THREE midwives from Mid and South Essex NHS Foundation Trust have come together this International Day of the Midwife (May 5) to give an insight into their careers and how they have ‘delivered’ in their roles during the pandemic.

The midwives from Basildon, Southend and Broomfield hospitals spoke about their route into the profession and why they continue to love it so much.

Annie Johnson, Southend Hospital


Annie Johnson, from Rayleigh, has been a midwife at Southend Hospital for the last four years and it was a role she was drawn to when she had a placement on the delivery suite as part of her nursing degree course.

The senior midwife said: “I really enjoy being a midwife, it is a really positive role and I just enjoy caring for people.”
That caring role has been more prominent than ever this last year, as Annie explained. “Having a baby can be an anxious time, but pregnant women have been more anxious during the pandemic, so we’ve had even more responsibility to reassure them and have more support mechanisms in place for them.
“Women have still been having babies during lockdown, so we’ve felt really privileged to be a part of people’s special moments at what has been such a challenging time for everyone.  It’s been lovely to recognise and celebrate the joyous moments over the last year or so.”

Carinna Griffiths, Basildon Hospital


Carinna, who lives in Chelmsford, is passionate about midwifery care. She said: “I love my job because every day brings something new and we have the privilege of being with women and their families at some of the best and worst times of their lives.”

She qualified as a midwife in 2016, has worked at Basildon Hospital ever since, and was promoted to midwifery sister in 2020. Carinna said: “We have an amazing team. All of our team from top to bottom are kind, wonderful people who always care for one another and the women in our care.

“What I love about midwifery is how diverse it is. No two days are the same. Midwifery may be becoming more complex as our population of childbearing women change, but fundamentally birth is still birth.”
This past year may have been challenging – an already anxious time for women and their families made worse by shielding and attending appointments alone – but midwives were always there for the women in their care, to lend a listening ear or a comforting word. Carinna said: “During the pandemic, the support from the public has been overwhelming and made me feel so very proud to work for our wonderful NHS.”

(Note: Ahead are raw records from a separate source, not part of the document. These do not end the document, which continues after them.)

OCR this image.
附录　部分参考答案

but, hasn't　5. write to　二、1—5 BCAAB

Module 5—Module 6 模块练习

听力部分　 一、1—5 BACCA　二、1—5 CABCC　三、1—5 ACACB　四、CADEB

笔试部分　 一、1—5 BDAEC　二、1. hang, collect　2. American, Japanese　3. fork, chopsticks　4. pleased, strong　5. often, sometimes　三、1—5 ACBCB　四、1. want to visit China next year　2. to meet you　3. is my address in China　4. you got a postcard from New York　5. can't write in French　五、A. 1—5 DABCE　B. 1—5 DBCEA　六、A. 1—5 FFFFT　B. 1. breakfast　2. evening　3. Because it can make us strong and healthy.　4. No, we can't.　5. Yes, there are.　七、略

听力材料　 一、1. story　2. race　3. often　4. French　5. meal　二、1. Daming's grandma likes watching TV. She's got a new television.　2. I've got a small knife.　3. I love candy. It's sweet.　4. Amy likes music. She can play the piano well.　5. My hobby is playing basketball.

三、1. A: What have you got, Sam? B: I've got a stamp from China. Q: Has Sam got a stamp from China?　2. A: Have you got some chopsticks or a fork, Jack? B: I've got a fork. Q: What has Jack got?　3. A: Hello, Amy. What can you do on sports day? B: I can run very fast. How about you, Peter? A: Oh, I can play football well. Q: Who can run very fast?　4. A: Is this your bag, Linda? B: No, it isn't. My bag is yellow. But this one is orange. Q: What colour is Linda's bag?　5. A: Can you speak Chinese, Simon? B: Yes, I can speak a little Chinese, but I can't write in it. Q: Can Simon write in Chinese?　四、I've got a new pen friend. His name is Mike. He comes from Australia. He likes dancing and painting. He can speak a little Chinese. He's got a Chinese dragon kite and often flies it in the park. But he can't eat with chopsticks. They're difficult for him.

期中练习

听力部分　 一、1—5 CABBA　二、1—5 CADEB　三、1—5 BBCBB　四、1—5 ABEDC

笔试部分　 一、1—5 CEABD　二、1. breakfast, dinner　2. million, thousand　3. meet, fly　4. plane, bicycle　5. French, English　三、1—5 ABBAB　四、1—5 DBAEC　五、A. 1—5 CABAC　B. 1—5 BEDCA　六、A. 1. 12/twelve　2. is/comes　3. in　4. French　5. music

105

Roslyn Bullen-Bell, Broomfield Hospital


Roslyn moved to Essex in 1991 from Scotland and trained at St John’s Hospital, Chelmsford. Apart from a period as a consultant midwife at Queen’s Hospital in Romford, she has worked for most of the last 25 years as a midwife in Chelmsford,  and now leads the department as head of midwifery and gynaecology.

Roslyn said: “It’s such an honour to hold the role. I love my job as I can make improvements to the service which involve all our staff, and I can ensure that they all feel valued and supported – from top to bottom.

“Working in the profession during the COVID-19 pandemic has made me realise what a great team we have here. They are all so supportive of each other, the women we care for, and our families at home. To this day I feel privileged to be a midwife, as we make a difference to women’s lives during such a special time for them.”